HT: It's not about layout. (was Re: Apples ==> Styles, Oranges ==> HT (was Re: I come not to praise HTML, blah blah....Bubblenomics))

From: Michael M. Butler (butler@comp-lib.org)
Date: Mon Dec 27 1999 - 10:22:07 MST


Jackdaw epistemology may have prompted Rik to write:

>Links belong, in the eyes of a writer, to pieces of text,
>so that is the most natural place to put them.

I believe that you believe that. If the only writer that mattered were the
original author of a document, if the world were divided into _authors_ and
_readers_, and texts were the eternal sacred property of the original
_authors_, I might agree with you. But I've been to the mountaintop. As
long as links have to be embedded in "their" text, every other user of the
document in question is done a massive disservice.

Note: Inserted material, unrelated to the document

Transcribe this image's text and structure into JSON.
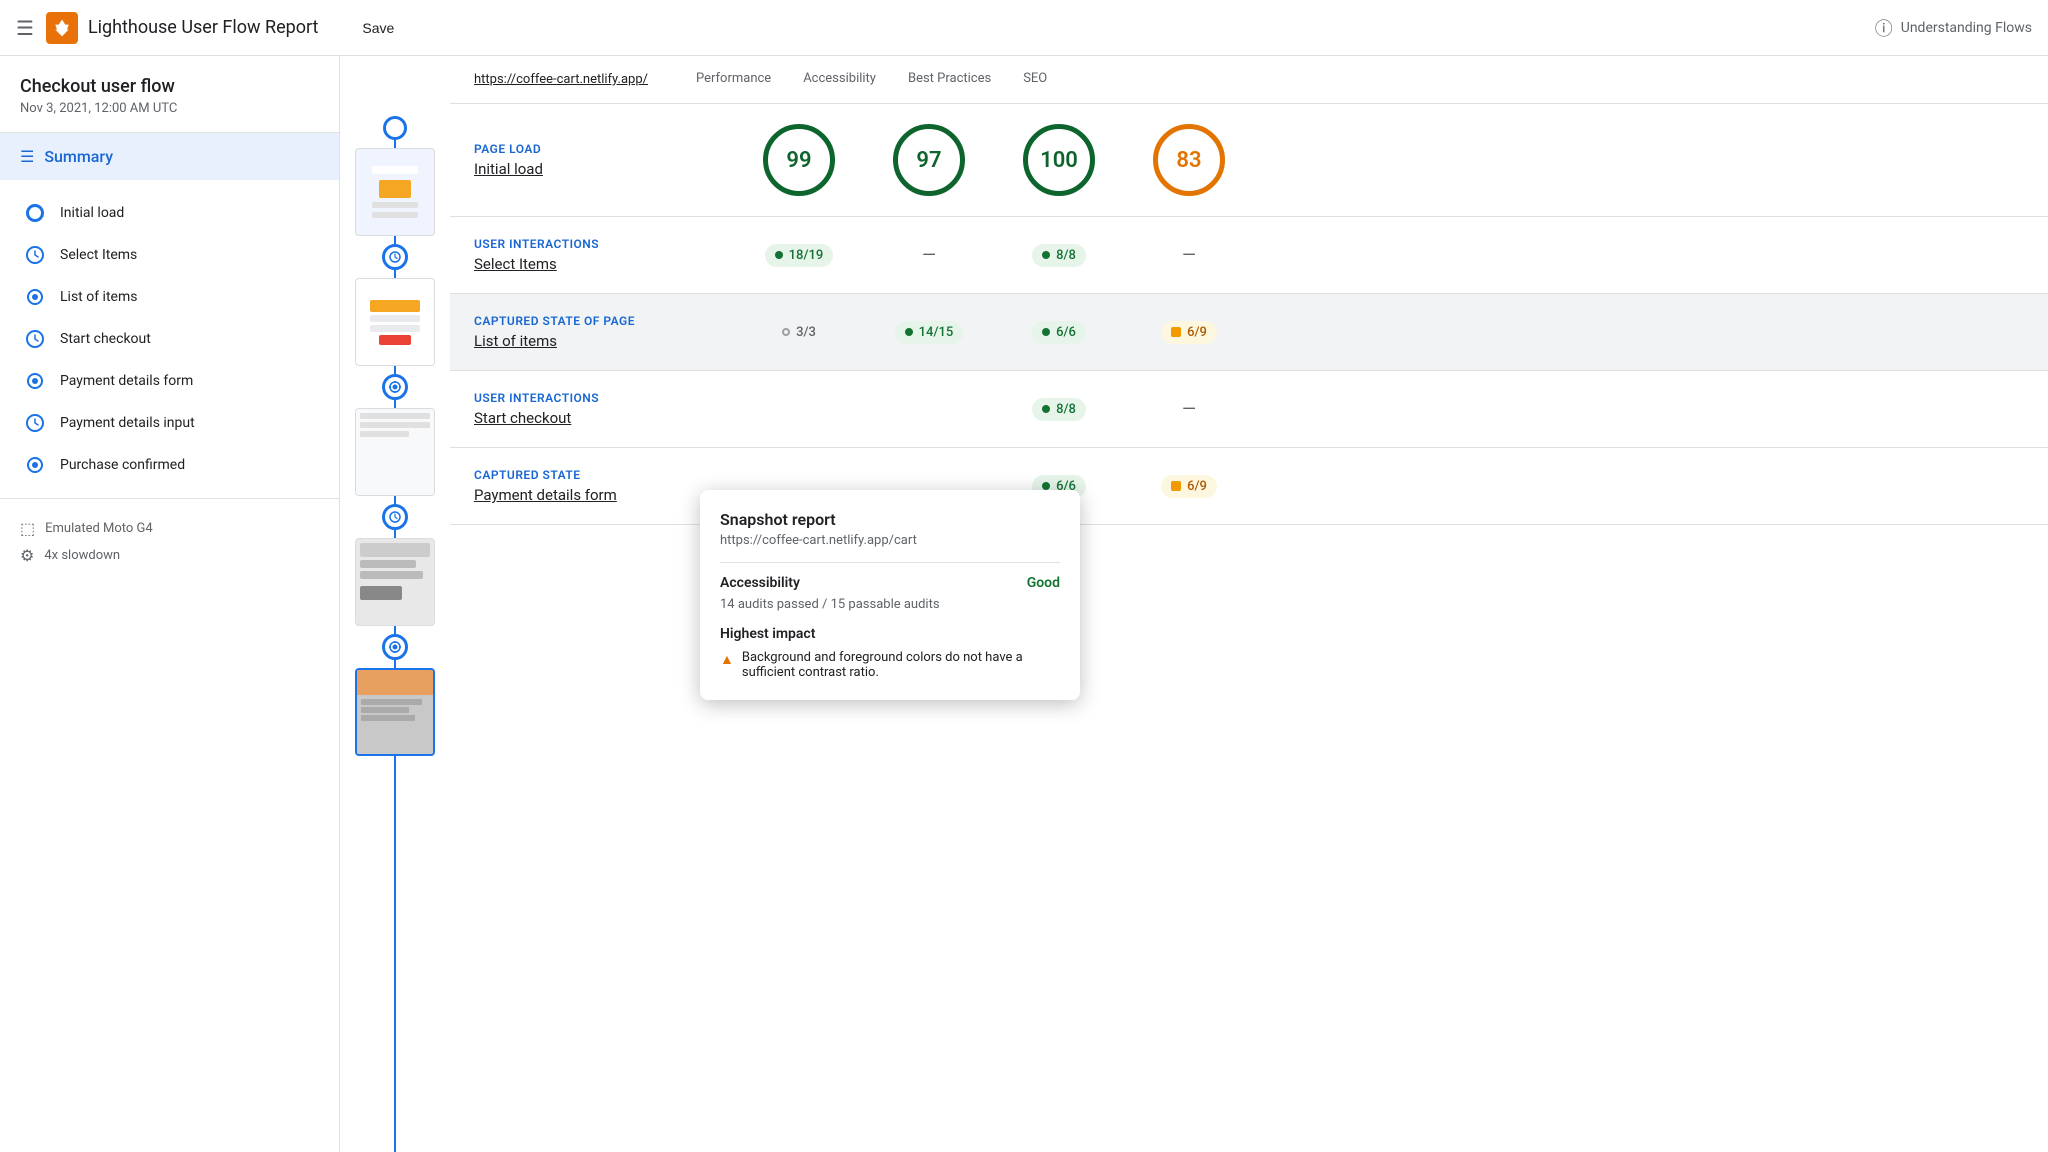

I take it you're unfamiliar with the work of Theodor H. Nelson. See Nelson,
_Literary Machines_ for a concise if loopy overview of an alternative model
and a description of what it gets you.

You keep thinking I'm complaining about layout. I'm not, really, I'm not.

I want people to be able to link to and from _anything_: this passage of
music, that snippet in a long chunk of RealAudio, the nose on Teddy
Roosevelt in that photograph of Mount Rushmore, Mona Lisa's smile. I want
the links to be bi-directional (such that "to" and "from" are matters of
arbitrary convention). I want typed links, and good filtering. I want
transclusion and transcopyright. I wouldn't object to micropayment royalties.

HTML as it stands does very little of this. Ka-Ping Yee's CRIT and the
Third Voice folks do a little more.

But none of it has anything to do with graphic blandishments.

>Do you have any requirements for or ideas about what
>something "fundamentally better" should be like?

See above. The requirements or ideas have been around in print since 1973/1985.

>I think that links will still have to remain part of
>the content (as opposed to layout or something else)
>of the future web since they _are_ directly related
>to content.

Yes, you're absolutely right, they *are* content. But they do not belong
embedded in the text. That's a fundamentally flawed approach. The simplest
example being: If I want to add a fine-grained link to someone else's
document, I need write permission to the document. FEH!

Sorry for the styled text, I got carried away. :)

Crit attempts to solve this one thing. It is still sorely hampered by other
features of HTML, such as frames. And edits of the target document can make
your carefully-crafted fine-grained "to"-link fall to the floor and just
refer to the entire document. And it doesn't scale too well. But it's a
finger pointing to something better.